Photographer and multimedia artist Elisa L. Iannacone had an enchanting answer. She specializes in visualizing people’s visions in comprehensive collages. She is a woman of whom you can say she can heal broken wings. With magic stage sets that help the insured to gather new strength.
And make dreams come true – even if just for minutes. To be able to eat all the cake in the world? To become a Formula One pilot. A diva, a dancing queen. To experience the intoxication of carnival. To float up into the air. No problem!
The boys and girls in Mandela Hospital, as well as the hospital team itself, got kidnapped by Elisa L. Iannacone. Liberated through imagination and play. The beds: suddenly props in a wonderland. The pain: overcome with laughter. The sadness: reversed into cheerfulness. The fight: turned into peace.
Elisa L. Iannacone, born in Mexico to a Mexican mother and a Canadian father, saw herself as a “translator” from an early age. At first for her parents, who could barely speak the language of the other, then in her international career as a photographer as the voice of those who had lost theirs to grief. The victims of war and sexual violence. She has witnessed death, rape and destruction directly and from close quarters.
Ever since she has worked on overcoming trauma.
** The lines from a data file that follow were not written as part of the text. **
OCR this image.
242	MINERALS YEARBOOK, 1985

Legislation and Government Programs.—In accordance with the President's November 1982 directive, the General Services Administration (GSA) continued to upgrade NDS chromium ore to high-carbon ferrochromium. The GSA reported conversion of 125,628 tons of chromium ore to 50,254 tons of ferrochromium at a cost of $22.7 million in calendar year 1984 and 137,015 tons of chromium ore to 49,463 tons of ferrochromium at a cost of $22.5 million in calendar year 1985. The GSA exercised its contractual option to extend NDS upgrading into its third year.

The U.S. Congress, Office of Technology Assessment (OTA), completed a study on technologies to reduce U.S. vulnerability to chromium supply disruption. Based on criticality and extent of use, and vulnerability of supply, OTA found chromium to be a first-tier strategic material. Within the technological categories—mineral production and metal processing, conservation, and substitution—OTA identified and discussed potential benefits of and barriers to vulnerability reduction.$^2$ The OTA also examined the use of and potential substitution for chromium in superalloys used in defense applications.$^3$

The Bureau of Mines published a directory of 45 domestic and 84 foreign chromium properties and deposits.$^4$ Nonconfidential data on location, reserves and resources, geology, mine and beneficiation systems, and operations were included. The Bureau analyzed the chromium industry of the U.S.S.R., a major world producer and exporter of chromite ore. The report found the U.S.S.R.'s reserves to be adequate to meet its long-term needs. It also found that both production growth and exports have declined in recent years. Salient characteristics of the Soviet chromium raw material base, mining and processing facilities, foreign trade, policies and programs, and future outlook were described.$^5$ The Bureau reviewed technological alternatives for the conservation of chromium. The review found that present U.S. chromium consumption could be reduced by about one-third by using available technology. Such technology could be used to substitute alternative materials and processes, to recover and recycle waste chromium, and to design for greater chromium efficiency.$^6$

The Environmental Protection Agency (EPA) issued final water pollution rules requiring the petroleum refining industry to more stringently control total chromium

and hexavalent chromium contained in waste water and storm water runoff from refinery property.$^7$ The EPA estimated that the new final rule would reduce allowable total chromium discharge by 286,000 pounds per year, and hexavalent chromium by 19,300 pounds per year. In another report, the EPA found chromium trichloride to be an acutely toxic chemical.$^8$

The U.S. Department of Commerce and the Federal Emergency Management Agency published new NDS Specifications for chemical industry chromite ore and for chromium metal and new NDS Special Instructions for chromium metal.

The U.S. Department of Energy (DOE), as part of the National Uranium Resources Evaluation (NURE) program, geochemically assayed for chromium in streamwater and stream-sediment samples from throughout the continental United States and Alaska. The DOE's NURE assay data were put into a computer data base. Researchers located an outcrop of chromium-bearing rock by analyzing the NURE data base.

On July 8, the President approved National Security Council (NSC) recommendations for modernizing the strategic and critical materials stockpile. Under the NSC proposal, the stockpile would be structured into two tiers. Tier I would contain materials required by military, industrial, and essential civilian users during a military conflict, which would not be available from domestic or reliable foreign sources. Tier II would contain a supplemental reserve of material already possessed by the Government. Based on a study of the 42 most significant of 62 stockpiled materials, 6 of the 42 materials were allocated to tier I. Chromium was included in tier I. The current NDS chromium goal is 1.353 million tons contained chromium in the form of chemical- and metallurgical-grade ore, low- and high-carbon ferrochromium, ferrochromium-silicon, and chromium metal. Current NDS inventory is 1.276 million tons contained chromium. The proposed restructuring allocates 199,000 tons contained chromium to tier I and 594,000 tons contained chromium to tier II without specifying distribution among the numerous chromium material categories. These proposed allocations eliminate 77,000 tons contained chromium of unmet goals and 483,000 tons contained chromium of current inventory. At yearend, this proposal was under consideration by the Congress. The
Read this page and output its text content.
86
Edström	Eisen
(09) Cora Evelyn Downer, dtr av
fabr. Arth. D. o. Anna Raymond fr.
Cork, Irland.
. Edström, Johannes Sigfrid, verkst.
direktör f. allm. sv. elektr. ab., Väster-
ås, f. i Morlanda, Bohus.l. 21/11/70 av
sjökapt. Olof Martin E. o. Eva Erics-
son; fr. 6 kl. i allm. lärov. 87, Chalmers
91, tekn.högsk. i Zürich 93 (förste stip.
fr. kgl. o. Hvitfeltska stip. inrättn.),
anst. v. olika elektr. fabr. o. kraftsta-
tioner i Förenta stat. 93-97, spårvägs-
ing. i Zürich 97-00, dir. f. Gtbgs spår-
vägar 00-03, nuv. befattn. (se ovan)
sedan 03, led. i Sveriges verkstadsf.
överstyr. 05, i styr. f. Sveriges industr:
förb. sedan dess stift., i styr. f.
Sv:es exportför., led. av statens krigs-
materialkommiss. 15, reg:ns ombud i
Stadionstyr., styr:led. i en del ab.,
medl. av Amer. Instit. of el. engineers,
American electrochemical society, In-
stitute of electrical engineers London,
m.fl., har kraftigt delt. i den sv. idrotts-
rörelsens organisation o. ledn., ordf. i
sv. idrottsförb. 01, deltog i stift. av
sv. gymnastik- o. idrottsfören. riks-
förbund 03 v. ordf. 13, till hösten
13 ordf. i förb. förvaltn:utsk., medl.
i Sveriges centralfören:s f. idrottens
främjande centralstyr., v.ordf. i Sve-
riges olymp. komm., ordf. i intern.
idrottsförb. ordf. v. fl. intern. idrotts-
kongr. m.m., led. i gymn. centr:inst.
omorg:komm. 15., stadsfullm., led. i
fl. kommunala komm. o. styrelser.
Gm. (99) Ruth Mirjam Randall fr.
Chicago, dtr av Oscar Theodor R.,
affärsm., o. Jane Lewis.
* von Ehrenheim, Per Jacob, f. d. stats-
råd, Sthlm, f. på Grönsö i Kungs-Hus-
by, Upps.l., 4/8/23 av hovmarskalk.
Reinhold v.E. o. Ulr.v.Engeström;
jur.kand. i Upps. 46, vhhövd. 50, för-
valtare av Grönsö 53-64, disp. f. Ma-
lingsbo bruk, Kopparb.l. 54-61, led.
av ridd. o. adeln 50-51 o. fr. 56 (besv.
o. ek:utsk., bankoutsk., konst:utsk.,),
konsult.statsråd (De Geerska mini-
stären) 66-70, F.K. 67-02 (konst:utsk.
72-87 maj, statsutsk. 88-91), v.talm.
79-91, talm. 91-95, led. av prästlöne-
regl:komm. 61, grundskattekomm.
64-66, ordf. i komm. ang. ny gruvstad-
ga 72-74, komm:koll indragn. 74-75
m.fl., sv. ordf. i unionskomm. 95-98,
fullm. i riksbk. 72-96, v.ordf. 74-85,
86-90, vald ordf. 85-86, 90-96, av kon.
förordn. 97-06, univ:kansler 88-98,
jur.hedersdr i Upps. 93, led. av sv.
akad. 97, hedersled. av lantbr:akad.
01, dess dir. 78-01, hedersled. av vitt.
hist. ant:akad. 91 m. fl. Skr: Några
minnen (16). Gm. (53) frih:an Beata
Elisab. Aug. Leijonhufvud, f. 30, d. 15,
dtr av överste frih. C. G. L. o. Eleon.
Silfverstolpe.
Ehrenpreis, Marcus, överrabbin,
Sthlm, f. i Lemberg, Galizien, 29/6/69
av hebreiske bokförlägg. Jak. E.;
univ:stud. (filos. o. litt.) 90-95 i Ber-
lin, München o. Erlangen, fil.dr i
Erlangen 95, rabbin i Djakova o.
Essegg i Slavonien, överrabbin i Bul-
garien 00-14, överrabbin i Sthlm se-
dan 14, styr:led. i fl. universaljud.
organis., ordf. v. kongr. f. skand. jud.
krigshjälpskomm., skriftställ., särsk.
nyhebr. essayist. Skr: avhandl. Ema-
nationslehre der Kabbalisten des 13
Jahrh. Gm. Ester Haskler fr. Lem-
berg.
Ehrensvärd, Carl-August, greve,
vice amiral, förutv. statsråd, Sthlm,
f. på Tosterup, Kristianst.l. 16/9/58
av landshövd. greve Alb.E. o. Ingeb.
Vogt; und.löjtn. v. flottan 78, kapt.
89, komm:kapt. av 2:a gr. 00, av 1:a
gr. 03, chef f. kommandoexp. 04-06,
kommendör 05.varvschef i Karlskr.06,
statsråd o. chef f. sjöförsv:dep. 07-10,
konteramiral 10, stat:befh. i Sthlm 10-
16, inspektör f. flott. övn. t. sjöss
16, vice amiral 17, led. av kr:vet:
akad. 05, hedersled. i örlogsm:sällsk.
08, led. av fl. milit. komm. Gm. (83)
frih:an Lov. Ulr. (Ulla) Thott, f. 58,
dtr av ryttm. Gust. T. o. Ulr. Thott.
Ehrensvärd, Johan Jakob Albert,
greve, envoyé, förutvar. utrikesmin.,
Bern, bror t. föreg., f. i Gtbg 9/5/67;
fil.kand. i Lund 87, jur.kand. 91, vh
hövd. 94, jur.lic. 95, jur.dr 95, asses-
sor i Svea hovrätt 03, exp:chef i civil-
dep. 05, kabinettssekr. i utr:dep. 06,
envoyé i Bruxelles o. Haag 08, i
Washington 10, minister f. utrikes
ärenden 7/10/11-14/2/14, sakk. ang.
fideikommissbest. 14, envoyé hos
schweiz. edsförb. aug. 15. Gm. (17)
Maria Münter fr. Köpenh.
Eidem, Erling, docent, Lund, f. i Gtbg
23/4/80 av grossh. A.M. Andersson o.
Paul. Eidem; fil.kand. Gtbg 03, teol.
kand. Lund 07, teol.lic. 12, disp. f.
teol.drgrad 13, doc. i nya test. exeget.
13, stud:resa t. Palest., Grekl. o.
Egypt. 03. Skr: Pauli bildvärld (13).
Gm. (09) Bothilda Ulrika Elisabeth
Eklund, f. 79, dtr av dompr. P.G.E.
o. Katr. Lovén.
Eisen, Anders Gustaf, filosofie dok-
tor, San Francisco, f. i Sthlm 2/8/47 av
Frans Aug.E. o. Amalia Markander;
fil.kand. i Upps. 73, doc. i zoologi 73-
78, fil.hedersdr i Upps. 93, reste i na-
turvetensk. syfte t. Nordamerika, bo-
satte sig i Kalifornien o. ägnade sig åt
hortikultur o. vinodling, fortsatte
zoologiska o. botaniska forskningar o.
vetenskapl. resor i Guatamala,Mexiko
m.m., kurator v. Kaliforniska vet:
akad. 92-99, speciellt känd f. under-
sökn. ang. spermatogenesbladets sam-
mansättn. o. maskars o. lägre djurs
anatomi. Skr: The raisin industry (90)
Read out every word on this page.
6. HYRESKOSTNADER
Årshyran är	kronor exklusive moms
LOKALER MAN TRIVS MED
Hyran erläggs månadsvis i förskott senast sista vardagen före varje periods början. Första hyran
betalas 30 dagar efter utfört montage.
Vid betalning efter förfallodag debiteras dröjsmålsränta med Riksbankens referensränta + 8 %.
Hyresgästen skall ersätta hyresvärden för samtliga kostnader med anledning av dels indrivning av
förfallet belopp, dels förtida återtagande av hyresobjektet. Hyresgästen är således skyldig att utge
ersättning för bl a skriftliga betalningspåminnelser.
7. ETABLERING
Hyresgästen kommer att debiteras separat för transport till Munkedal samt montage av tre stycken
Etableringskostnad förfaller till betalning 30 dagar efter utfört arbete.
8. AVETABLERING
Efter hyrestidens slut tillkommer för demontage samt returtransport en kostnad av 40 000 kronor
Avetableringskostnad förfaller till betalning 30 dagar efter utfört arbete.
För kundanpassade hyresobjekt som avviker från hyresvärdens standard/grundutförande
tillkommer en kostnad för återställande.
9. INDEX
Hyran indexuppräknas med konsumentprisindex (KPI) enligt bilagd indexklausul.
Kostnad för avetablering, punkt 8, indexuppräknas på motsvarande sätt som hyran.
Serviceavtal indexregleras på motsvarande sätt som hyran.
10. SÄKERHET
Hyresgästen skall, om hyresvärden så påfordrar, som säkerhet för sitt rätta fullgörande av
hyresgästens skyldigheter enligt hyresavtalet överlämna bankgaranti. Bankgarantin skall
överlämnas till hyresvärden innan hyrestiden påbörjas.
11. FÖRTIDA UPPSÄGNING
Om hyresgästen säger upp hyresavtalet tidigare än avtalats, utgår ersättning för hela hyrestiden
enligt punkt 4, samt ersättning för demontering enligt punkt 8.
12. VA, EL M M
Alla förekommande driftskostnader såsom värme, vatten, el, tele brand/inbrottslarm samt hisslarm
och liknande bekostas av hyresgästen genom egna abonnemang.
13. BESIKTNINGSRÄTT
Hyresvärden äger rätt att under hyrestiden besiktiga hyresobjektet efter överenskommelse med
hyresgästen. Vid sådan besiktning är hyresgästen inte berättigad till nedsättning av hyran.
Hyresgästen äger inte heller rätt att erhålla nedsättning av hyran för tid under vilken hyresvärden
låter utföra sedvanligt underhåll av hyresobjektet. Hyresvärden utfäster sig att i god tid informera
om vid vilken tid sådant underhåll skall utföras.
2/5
Against apathy. Against empathy fatigue. And against the feeling of tortured people that they are an island. Alone. She wants to build bridges for them. To others. And to a new feeling of self-worth. She hopes that her films, her photographs may heal people.
Iannacone studied in Toronto and London, worked as a photo reporter in Jordan and Iraq, in Egypt and other African countries. She has travelled in 75 countries, created large exhibitions and participated in festivals.
And when you watch her videos, like when she hangs cheerfully off a cliff and talks in a relaxed manner that the likes of us could only achieve on a sofa, you think: This dynamic, unwavering woman can be trusted to make many more people happier.
And help them to find peace despite hard misfortunes.